Gunshots rang out in the distance. A wedding? It was an odd time for a wedding.
After lunch at a restaurant, where Yemeni men with wild Jimi Hendrix hair and bandanas casually kept their Kalashnikovs very close to them, it was time to go meet al-Obali, one of Yemen’s famed exorcists whose reputation had spread to other Arab countries.
He received “patients” at his Yemeni-style home, but I was not allowed to sit in on a session. So we waited in the living area with other guests. People came in and left. We were given soft drinks.
A Yemeni man who looked in his late thirties or early forties finally walked into the room. He was dressed simply, in Yemeni style. Nothing about him betrayed his profession. He was just a regular-looking man. He introduced himself. Obali.
I have to admit, I was disappointed. Blame it on my imagination, but I was hoping to see a more wizardly exorcist, with a Merlin hat, maybe, or at least a pointed beard. Mystic symbols should have been tattooed on his arm, or any kind of lucky charm around his neck. But he had none of it.
Obali talked about his background and explained that he’d taken courses in the UK on natural medicine and in psychology. He then said that 90 percent of his patients who thought they’d been possessed by jinns actually had psychological issues. Did he really believe that or was he just saying what he thought non-Yemenis wanted to hear? I didn’t want a scientific explanation; I wanted magic, sordid tales of how supernatural beings could wreak havoc in the natural world. I’d heard all kinds of stories from my students, and I wanted more of the same.
What about the rabbit that was actually a jinn who jumped out of the frying pot? And where was Um al-Sobyan, the female jinn who kidnapped children?
“Do you believe in jinn, teacher Mira?” my students often asked.
“I haven’t seen one,” I’d tell them.
They said if I could get a hold of a copy of an ancient book titled “Shams al Maaref” and read it in the dark in the light of a candle, I would certainly be visited by at least one. Would I dare?
I said I was quite satisfied with not being visited by any unearthly creatures, be they from other planets or other planes, thank you very much.
Sometimes our conversations would digress to age-old discussions on belief and sensory experiences, or the lack thereof, and philosophical skepticism.

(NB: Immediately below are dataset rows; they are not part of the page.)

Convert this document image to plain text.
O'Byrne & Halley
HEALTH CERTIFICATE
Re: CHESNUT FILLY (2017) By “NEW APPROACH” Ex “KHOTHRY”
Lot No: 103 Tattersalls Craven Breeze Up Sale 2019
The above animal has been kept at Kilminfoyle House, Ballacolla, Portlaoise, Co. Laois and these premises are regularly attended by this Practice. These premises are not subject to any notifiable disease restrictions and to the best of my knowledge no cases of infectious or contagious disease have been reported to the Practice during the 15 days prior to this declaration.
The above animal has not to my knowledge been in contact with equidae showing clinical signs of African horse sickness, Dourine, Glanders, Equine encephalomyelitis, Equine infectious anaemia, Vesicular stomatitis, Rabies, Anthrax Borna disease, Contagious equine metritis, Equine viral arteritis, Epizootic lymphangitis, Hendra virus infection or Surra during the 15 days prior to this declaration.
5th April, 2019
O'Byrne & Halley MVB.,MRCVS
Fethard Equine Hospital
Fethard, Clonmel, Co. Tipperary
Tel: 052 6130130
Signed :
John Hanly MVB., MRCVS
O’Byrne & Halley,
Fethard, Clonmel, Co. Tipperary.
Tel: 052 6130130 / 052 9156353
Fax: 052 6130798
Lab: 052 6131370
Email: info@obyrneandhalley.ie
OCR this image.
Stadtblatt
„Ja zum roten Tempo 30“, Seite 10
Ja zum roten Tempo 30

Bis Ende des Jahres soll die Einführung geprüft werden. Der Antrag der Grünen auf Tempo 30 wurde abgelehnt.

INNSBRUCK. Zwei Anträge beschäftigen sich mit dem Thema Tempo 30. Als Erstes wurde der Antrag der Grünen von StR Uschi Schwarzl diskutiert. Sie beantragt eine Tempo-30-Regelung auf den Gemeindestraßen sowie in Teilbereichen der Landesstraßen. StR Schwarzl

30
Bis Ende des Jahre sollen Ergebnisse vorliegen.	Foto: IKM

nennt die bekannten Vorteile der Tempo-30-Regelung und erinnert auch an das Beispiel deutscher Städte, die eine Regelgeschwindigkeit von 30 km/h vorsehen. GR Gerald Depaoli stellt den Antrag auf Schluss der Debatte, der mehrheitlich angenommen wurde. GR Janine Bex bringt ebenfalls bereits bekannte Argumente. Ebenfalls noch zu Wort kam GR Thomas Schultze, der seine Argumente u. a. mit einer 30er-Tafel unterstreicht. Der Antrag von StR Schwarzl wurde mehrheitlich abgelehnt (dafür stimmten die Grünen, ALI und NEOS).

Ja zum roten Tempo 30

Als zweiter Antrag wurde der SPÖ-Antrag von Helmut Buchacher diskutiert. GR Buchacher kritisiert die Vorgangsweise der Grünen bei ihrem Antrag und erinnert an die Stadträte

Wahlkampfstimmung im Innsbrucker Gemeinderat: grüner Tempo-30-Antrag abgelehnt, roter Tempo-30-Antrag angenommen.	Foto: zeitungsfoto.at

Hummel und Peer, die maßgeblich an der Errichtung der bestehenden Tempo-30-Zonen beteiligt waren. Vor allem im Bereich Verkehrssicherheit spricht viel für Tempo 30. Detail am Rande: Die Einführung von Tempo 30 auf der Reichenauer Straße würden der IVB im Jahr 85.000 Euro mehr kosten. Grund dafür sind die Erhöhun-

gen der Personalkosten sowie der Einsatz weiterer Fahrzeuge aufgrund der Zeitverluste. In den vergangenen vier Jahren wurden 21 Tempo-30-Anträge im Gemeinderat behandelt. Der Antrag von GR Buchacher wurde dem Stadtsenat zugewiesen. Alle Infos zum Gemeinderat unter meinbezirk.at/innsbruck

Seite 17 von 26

But there was the 10 percent, Obali said, and those were cases of jinn inhabiting and taking over human bodies. He explained: People with jinn became superhumanly violent and had to be subdued by several men. They spoke in tongues. They threatened, they smashed things, they made everyone’s life miserable. To expel evil jinn from the body, Muslim exorcists recite verses from the Qoran in sessions. They ask the jinns questions like, what do you want? They order them to go back to their realm.
Obali said that he had clients in several Arab countries, including the Gulf countries, particularly among Saudi royals, and in Egypt and others. He wrote spells inside paper that would then be folded and placed in particular locations following his specific instructions.
It was time to go. We had to get back to Sanaa before dark.
I asked Obali, “Well, what about Lebanon? Don’t you have clients there?”
“All the Lebanese are majaneen,” he joked in Arabic.
All the Lebanese are possessed with jinn. Or maybe he meant, crazy.